El país cambió a raíz del 2 de octubre. Por supuesto que en esta sentencia hay mucho de mito, pero hay un gran consenso en que esa fecha es un punto de quiebre y que, al menos simbólicamente, tiene todo para ser considerada como tal: juventud, rebelión, represión, martirio. Lo que no ha cambiado es el rito, esto es, la forma en que conmemoramos la noche de Tlaltelolco; son las mismas marchas, con las mismas consignas, las mismas demandas y los mismos líderes, como si el país de hoy fuera el mismo de hace 10, 15, 35 o 40 años.
¿Qué sentido tiene hoy la consigna de “castigo a los responsables” cuando la mayoría está muerto en en vías de hacerlo?, ¿qué sentido tiene la marcha si no le damos nuevo contenido?, ¿cuál es la lógica de protestar contra la represión golpeando policías por el simple placer de golpear?
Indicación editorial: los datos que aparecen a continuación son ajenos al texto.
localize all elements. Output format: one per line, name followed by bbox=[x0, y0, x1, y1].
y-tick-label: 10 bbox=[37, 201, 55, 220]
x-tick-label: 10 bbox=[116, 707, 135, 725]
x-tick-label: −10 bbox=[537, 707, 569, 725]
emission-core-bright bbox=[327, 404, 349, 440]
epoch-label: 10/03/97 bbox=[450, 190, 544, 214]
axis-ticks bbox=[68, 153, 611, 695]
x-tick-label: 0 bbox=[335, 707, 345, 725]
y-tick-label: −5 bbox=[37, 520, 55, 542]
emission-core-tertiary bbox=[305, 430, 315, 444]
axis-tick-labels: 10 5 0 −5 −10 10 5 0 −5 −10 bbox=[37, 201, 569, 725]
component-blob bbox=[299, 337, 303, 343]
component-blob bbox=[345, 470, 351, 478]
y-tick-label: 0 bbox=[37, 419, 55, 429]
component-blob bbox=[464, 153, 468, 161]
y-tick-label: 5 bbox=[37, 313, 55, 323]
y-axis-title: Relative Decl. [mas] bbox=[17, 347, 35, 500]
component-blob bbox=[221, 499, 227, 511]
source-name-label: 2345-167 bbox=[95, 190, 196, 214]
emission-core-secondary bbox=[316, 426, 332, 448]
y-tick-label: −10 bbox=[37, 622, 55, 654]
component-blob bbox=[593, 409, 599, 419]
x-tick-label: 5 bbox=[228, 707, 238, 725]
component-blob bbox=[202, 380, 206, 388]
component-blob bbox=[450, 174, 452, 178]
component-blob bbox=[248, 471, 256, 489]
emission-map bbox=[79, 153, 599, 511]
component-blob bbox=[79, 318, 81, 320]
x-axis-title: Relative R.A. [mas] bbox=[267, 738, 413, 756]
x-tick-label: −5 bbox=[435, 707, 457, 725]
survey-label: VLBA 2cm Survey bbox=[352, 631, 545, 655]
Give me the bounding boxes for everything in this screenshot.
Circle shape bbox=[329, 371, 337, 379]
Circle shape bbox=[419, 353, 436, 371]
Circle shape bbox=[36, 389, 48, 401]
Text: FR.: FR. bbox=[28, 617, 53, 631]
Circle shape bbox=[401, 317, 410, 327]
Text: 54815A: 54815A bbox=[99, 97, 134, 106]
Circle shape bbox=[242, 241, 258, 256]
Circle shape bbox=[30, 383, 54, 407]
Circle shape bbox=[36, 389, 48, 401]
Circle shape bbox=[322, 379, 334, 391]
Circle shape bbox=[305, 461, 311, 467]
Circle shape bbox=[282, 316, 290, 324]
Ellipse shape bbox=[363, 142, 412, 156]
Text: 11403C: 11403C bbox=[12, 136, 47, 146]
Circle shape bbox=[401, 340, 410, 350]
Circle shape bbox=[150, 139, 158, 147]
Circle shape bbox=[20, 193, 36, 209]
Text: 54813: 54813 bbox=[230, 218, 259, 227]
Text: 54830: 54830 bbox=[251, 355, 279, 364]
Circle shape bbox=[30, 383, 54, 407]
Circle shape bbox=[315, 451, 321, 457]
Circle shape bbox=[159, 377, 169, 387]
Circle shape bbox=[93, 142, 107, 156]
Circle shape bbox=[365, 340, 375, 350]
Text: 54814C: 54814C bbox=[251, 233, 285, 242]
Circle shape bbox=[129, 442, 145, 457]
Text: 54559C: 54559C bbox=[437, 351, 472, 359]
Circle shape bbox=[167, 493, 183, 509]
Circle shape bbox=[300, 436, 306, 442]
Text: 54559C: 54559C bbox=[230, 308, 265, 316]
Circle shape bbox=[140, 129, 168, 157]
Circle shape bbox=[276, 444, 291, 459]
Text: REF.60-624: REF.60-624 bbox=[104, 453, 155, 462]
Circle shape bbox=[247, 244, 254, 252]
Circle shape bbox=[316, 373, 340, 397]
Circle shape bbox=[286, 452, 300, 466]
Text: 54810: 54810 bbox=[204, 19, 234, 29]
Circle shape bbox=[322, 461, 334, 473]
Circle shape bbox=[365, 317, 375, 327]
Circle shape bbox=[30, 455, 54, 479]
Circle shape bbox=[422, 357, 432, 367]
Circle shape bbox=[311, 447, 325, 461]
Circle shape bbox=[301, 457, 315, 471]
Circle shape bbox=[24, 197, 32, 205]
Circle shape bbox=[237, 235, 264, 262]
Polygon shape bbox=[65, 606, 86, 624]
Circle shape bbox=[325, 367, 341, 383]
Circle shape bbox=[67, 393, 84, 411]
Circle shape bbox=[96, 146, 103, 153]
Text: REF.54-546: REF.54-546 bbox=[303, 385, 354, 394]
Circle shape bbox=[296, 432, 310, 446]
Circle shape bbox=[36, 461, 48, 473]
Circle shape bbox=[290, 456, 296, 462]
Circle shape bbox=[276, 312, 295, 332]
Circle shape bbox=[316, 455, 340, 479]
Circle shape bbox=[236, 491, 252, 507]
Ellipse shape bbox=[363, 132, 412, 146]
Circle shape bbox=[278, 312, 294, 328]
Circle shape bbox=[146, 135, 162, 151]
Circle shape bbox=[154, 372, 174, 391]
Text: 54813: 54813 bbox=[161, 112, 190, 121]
El ritual del 2 de octubre necesita revitalizarse y resemantizarse para no terminar siendo una parodia de si mismo. Son unos pocos los se han apropiado de la memoria y, como bien plantea Luis González de Alba, recordamos solo lo que ellos quieren recordar.
Hoy el 2 de octubre está cada vez más lejos de la agenda libertaria, de la reivindicación de educación pública y la democracia, demandas fundamentales de aquellas marchas de hace 45 años. No deja de ser paradójico que en pleno debate sobre el futuro de la educación en el país la memoria de la noche de Tlaltelolco no tenga nada que decir en este tema; que en un país donde aún se debaten de los derechos de las minorías los movimientos sociales no encuentren en las reivindicaciones del 68 una bandera significativa.
La agenda de la memoria define también la agenda de futuro, porque finalmente construimos sobre los imaginarios. La no asimilación del 68 en términos históricos y simbólicos es el reflejo de los atavismos que tenemos en este país. No es gratuito que la reforma energética que propone el PRI sea rescatando el texto constitucional de 1938, o que le tengamos tanto miedo a discutir siquiera temas como la reorganización de los sistemas de salud porque las instituciones, el IMSS o el ISSSTE son totémicas, y por lo tanto son más importantes que los derecho habientes.
Los mexicanos administramos la memoria de manera ritualista. La forma termina invariablemente imponiéndose sobre el fondo, el símbolo sobre el significado y el recuerdo sobre la construcción de futuro. La gran reforma que necesita este país es la de la reforma de la memoria, un cambio radical en la manera en que hacemos, escribimos, entendemos y nos apropiamos de la historia.